Sono alcuni dei campioni imprenditoriali nazionali che dovrebbero essere l’orgoglio della nazione perchè potenziano fortemente il brand Italia e ne aumentano la notorietà soprattutto nei cinque Paesi emergenti del BRICS (Brasile, Russia, India, Cina, Sudafrica).
L’intelligenza di questi imprenditori dovrebbe essere presa ad esempio da tanti altri che testardamente investono in settori maturi, senza innovazione e senza valore aggiunto, con la conseguenza che la crisi li rade al suolo.
È vero che il credito delle banche si ottiene più difficilmente, però, imprenditori che fanno certificare i loro bilanci ottengono sicuramente il credito di cui hanno bisogno. Per chiarezza, confermiamo che la certificazione di un bilancio di una piccola o media impresa si aggira sui 20/30 mila euro, una somma più che accettabile la cui contropartita è un rapporto paritetico con il sistema bancario.

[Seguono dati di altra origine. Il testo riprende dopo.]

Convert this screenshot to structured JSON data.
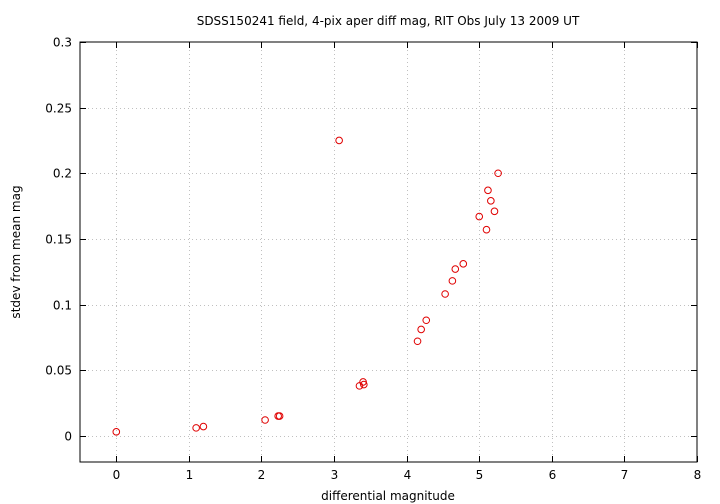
{
  "chart_data": {
    "type": "scatter",
    "title": "SDSS150241 field,  4-pix aper diff mag, RIT Obs July 13 2009 UT",
    "xlabel": "differential magnitude",
    "ylabel": "stdev from mean mag",
    "xlim": [
      -0.5,
      8
    ],
    "ylim": [
      -0.02,
      0.3
    ],
    "x_ticks": [
      0,
      1,
      2,
      3,
      4,
      5,
      6,
      7,
      8
    ],
    "x_tick_labels": [
      "0",
      "1",
      "2",
      "3",
      "4",
      "5",
      "6",
      "7",
      "8"
    ],
    "y_ticks": [
      0,
      0.05,
      0.1,
      0.15,
      0.2,
      0.25,
      0.3
    ],
    "y_tick_labels": [
      "0",
      "0.05",
      "0.1",
      "0.15",
      "0.2",
      "0.25",
      "0.3"
    ],
    "grid": true,
    "marker": "open-circle",
    "marker_color": "#e00000",
    "series": [
      {
        "points": [
          [
            0.0,
            0.003
          ],
          [
            1.1,
            0.006
          ],
          [
            1.2,
            0.007
          ],
          [
            2.05,
            0.012
          ],
          [
            2.23,
            0.015
          ],
          [
            2.25,
            0.015
          ],
          [
            3.07,
            0.225
          ],
          [
            3.35,
            0.038
          ],
          [
            3.4,
            0.041
          ],
          [
            3.41,
            0.039
          ],
          [
            4.15,
            0.072
          ],
          [
            4.2,
            0.081
          ],
          [
            4.27,
            0.088
          ],
          [
            4.53,
            0.108
          ],
          [
            4.63,
            0.118
          ],
          [
            4.67,
            0.127
          ],
          [
            4.78,
            0.131
          ],
          [
            5.0,
            0.167
          ],
          [
            5.1,
            0.157
          ],
          [
            5.12,
            0.187
          ],
          [
            5.16,
            0.179
          ],
          [
            5.21,
            0.171
          ],
          [
            5.26,
            0.2
          ]
        ]
      }
    ]
  }
}
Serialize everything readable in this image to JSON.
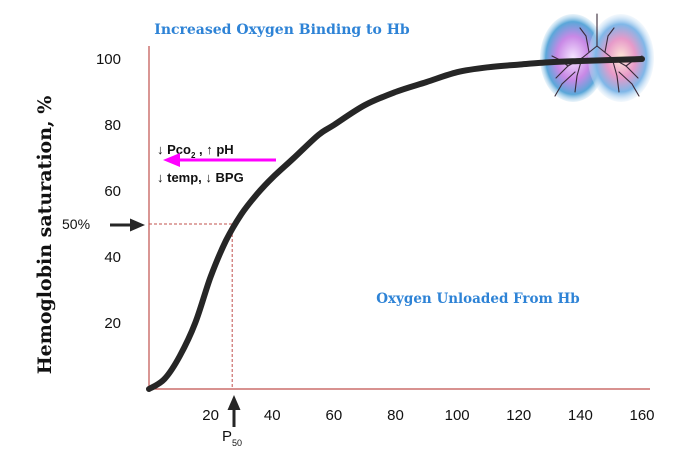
{
  "chart_data": {
    "type": "line",
    "title": "Increased Oxygen Binding to Hb",
    "ylabel": "Hemoglobin saturation, %",
    "xlabel": "",
    "xlim": [
      0,
      160
    ],
    "ylim": [
      0,
      100
    ],
    "x_ticks": [
      20,
      40,
      60,
      80,
      100,
      120,
      140,
      160
    ],
    "y_ticks": [
      20,
      40,
      60,
      80,
      100
    ],
    "grid": false,
    "series": [
      {
        "x": [
          0,
          5,
          10,
          15,
          20,
          25,
          30,
          35,
          40,
          47,
          55,
          60,
          70,
          80,
          90,
          100,
          110,
          120,
          130,
          140,
          150,
          160
        ],
        "y": [
          0,
          3,
          10,
          20,
          34,
          45,
          53,
          59,
          64,
          70,
          77,
          80,
          86,
          90,
          93,
          96,
          97.5,
          98.3,
          99,
          99.4,
          99.7,
          100
        ]
      }
    ],
    "annotations": {
      "p50_line": {
        "x": 27,
        "y": 50
      },
      "p50_label": "P",
      "p50_subscript": "50",
      "fifty_percent_label": "50%",
      "shift_line1_a": "↓ Pco",
      "shift_line1_sub": "2",
      "shift_line1_b": " , ↑ pH",
      "shift_line2": "↓ temp, ↓ BPG",
      "unloaded_label": "Oxygen Unloaded From Hb"
    },
    "colors": {
      "axis": "#c0504d",
      "curve": "#262626",
      "title": "#2e83d6",
      "unloaded": "#2e83d6",
      "shift_arrow": "#ff00ff",
      "guide": "#c0504d"
    }
  }
}
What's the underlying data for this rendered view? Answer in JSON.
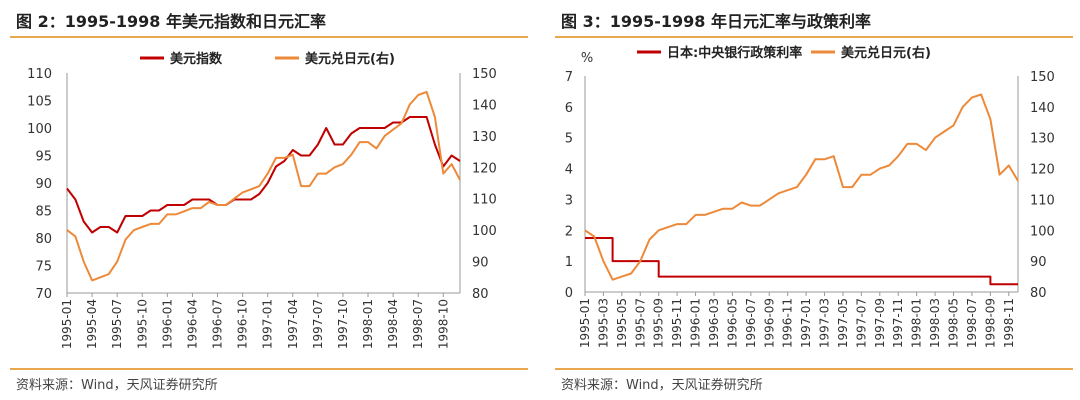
{
  "left": {
    "title": "图 2：1995-1998 年美元指数和日元汇率",
    "source": "资料来源：Wind，天风证券研究所"
  },
  "right": {
    "title": "图 3：1995-1998 年日元汇率与政策利率",
    "source": "资料来源：Wind，天风证券研究所"
  },
  "colors": {
    "red": "#c00000",
    "orange": "#ed8a3a",
    "accent_rule": "#e8a850"
  },
  "chart_data": [
    {
      "type": "line",
      "x_range": [
        "1995-01",
        "1998-12"
      ],
      "x_tick_labels": [
        "1995-01",
        "1995-04",
        "1995-07",
        "1995-10",
        "1996-01",
        "1996-04",
        "1996-07",
        "1996-10",
        "1997-01",
        "1997-04",
        "1997-07",
        "1997-10",
        "1998-01",
        "1998-04",
        "1998-07",
        "1998-10"
      ],
      "left_axis": {
        "ylim": [
          70,
          110
        ],
        "ticks": [
          "70",
          "75",
          "80",
          "85",
          "90",
          "95",
          "100",
          "105",
          "110"
        ]
      },
      "right_axis": {
        "ylim": [
          80,
          150
        ],
        "ticks": [
          "80",
          "90",
          "100",
          "110",
          "120",
          "130",
          "140",
          "150"
        ]
      },
      "legend_placement": "top-center",
      "series": [
        {
          "name": "美元指数",
          "axis": "left",
          "color": "#c00000",
          "x": [
            "1995-01",
            "1995-02",
            "1995-03",
            "1995-04",
            "1995-05",
            "1995-06",
            "1995-07",
            "1995-08",
            "1995-09",
            "1995-10",
            "1995-11",
            "1995-12",
            "1996-01",
            "1996-02",
            "1996-03",
            "1996-04",
            "1996-05",
            "1996-06",
            "1996-07",
            "1996-08",
            "1996-09",
            "1996-10",
            "1996-11",
            "1996-12",
            "1997-01",
            "1997-02",
            "1997-03",
            "1997-04",
            "1997-05",
            "1997-06",
            "1997-07",
            "1997-08",
            "1997-09",
            "1997-10",
            "1997-11",
            "1997-12",
            "1998-01",
            "1998-02",
            "1998-03",
            "1998-04",
            "1998-05",
            "1998-06",
            "1998-07",
            "1998-08",
            "1998-09",
            "1998-10",
            "1998-11",
            "1998-12"
          ],
          "values": [
            89,
            87,
            83,
            81,
            82,
            82,
            81,
            84,
            84,
            84,
            85,
            85,
            86,
            86,
            86,
            87,
            87,
            87,
            86,
            86,
            87,
            87,
            87,
            88,
            90,
            93,
            94,
            96,
            95,
            95,
            97,
            100,
            97,
            97,
            99,
            100,
            100,
            100,
            100,
            101,
            101,
            102,
            102,
            102,
            97,
            93,
            95,
            94
          ]
        },
        {
          "name": "美元兑日元(右)",
          "axis": "right",
          "color": "#ed8a3a",
          "x": [
            "1995-01",
            "1995-02",
            "1995-03",
            "1995-04",
            "1995-05",
            "1995-06",
            "1995-07",
            "1995-08",
            "1995-09",
            "1995-10",
            "1995-11",
            "1995-12",
            "1996-01",
            "1996-02",
            "1996-03",
            "1996-04",
            "1996-05",
            "1996-06",
            "1996-07",
            "1996-08",
            "1996-09",
            "1996-10",
            "1996-11",
            "1996-12",
            "1997-01",
            "1997-02",
            "1997-03",
            "1997-04",
            "1997-05",
            "1997-06",
            "1997-07",
            "1997-08",
            "1997-09",
            "1997-10",
            "1997-11",
            "1997-12",
            "1998-01",
            "1998-02",
            "1998-03",
            "1998-04",
            "1998-05",
            "1998-06",
            "1998-07",
            "1998-08",
            "1998-09",
            "1998-10",
            "1998-11",
            "1998-12"
          ],
          "values": [
            100,
            98,
            90,
            84,
            85,
            86,
            90,
            97,
            100,
            101,
            102,
            102,
            105,
            105,
            106,
            107,
            107,
            109,
            108,
            108,
            110,
            112,
            113,
            114,
            118,
            123,
            123,
            124,
            114,
            114,
            118,
            118,
            120,
            121,
            124,
            128,
            128,
            126,
            130,
            132,
            134,
            140,
            143,
            144,
            136,
            118,
            121,
            116
          ]
        }
      ]
    },
    {
      "type": "line",
      "x_range": [
        "1995-01",
        "1998-12"
      ],
      "x_tick_labels": [
        "1995-01",
        "1995-03",
        "1995-05",
        "1995-07",
        "1995-09",
        "1995-11",
        "1996-01",
        "1996-03",
        "1996-05",
        "1996-07",
        "1996-09",
        "1996-11",
        "1997-01",
        "1997-03",
        "1997-05",
        "1997-07",
        "1997-09",
        "1997-11",
        "1998-01",
        "1998-03",
        "1998-05",
        "1998-07",
        "1998-09",
        "1998-11"
      ],
      "left_axis": {
        "label": "%",
        "ylim": [
          0,
          7
        ],
        "ticks": [
          "0",
          "1",
          "2",
          "3",
          "4",
          "5",
          "6",
          "7"
        ]
      },
      "right_axis": {
        "ylim": [
          80,
          150
        ],
        "ticks": [
          "80",
          "90",
          "100",
          "110",
          "120",
          "130",
          "140",
          "150"
        ]
      },
      "legend_placement": "top-center",
      "series": [
        {
          "name": "日本:中央银行政策利率",
          "axis": "left",
          "color": "#c00000",
          "step": true,
          "x": [
            "1995-01",
            "1995-04",
            "1995-09",
            "1998-09",
            "1998-12"
          ],
          "values": [
            1.75,
            1.0,
            0.5,
            0.25,
            0.25
          ]
        },
        {
          "name": "美元兑日元(右)",
          "axis": "right",
          "color": "#ed8a3a",
          "x": [
            "1995-01",
            "1995-02",
            "1995-03",
            "1995-04",
            "1995-05",
            "1995-06",
            "1995-07",
            "1995-08",
            "1995-09",
            "1995-10",
            "1995-11",
            "1995-12",
            "1996-01",
            "1996-02",
            "1996-03",
            "1996-04",
            "1996-05",
            "1996-06",
            "1996-07",
            "1996-08",
            "1996-09",
            "1996-10",
            "1996-11",
            "1996-12",
            "1997-01",
            "1997-02",
            "1997-03",
            "1997-04",
            "1997-05",
            "1997-06",
            "1997-07",
            "1997-08",
            "1997-09",
            "1997-10",
            "1997-11",
            "1997-12",
            "1998-01",
            "1998-02",
            "1998-03",
            "1998-04",
            "1998-05",
            "1998-06",
            "1998-07",
            "1998-08",
            "1998-09",
            "1998-10",
            "1998-11",
            "1998-12"
          ],
          "values": [
            100,
            98,
            90,
            84,
            85,
            86,
            90,
            97,
            100,
            101,
            102,
            102,
            105,
            105,
            106,
            107,
            107,
            109,
            108,
            108,
            110,
            112,
            113,
            114,
            118,
            123,
            123,
            124,
            114,
            114,
            118,
            118,
            120,
            121,
            124,
            128,
            128,
            126,
            130,
            132,
            134,
            140,
            143,
            144,
            136,
            118,
            121,
            116
          ]
        }
      ]
    }
  ]
}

Il difetto maggiore delle Pmi è l’incapacità di internazionalizzarsi, cioè di rendersi competitivi sui mercati esteri, in modo da esportare prodotti e servizi in condizione di competere con quei mercati interni.
Internet ha aperto le porte all’internazionalizzazione, ma per vendere nella rete mondiale ci vogliono grandi doti tecniche e professionali, nonché cospicue capacità imprenditoriali.
Nel corso di quest’anno abbiamo pubblicato una ventina di interviste a giovani con iniziative imprenditoriali innovative. Lieti che altri quotidiani hanno seguito la nostra strada.
È inutile che giovani e meno giovani mandino in giro centinaia di curricula se non hanno le competenze richieste, né hanno la voglia di formarsele. Al riguardo vi è stato e vi è l’imbroglio di decenni della formazione regionale che ha depauperato da sei a dieci miliardi inutilmente con una forma di becero assistenzialismo nei confronti di formatori incompetenti.
E si torna al capo della filiera, cioè il ceto politico di basso livello culturale e professionale, che ha badato solo a se stesso infischiandosene dei cittadini.
L’ambiente nel quale operano le imprese è onerato da almeno 4 pesi: energia, più costosa di un terzo rispetto a quella di altri Paesi; credito più costoso e non omogeneo in tutto il Paese; giustizia lenta che non tiene conto del giusto processo e di fatto quando emette una sentenza dopo 12 anni ha denegato la giustizia; e, infine, la burocrazia che dice no a tutti, in modo che i dirigenti non assumono responsabilità, ovvero utilizzano il metodo del favore per ottenere vantaggi personali.
Vi è stata una carenza di regole di equità nella gestione del bene comune ed anche ora, col governo dei tecnici, tale equità è assente nel rapporto tra il fortissimo gravame fiscale e la nullità dell’azione tendente a tagliare la spesa pubblica improduttiva.
Proprio da qui bisogna riprendere il cammino col prossimo governo, in modo da recuperare risorse indispensabili per gli investimenti e l’apertura dei cantieri di opere pubbliche.
Monti ha ben detto che l’evasione è un cancro che va estirpato, ma ha parlato poco di mafia, un cancro più pericoloso che sta aggredendo il ricco Nord senza che gli anticorpi riescano a contrastarlo. Omissione inconsapevole?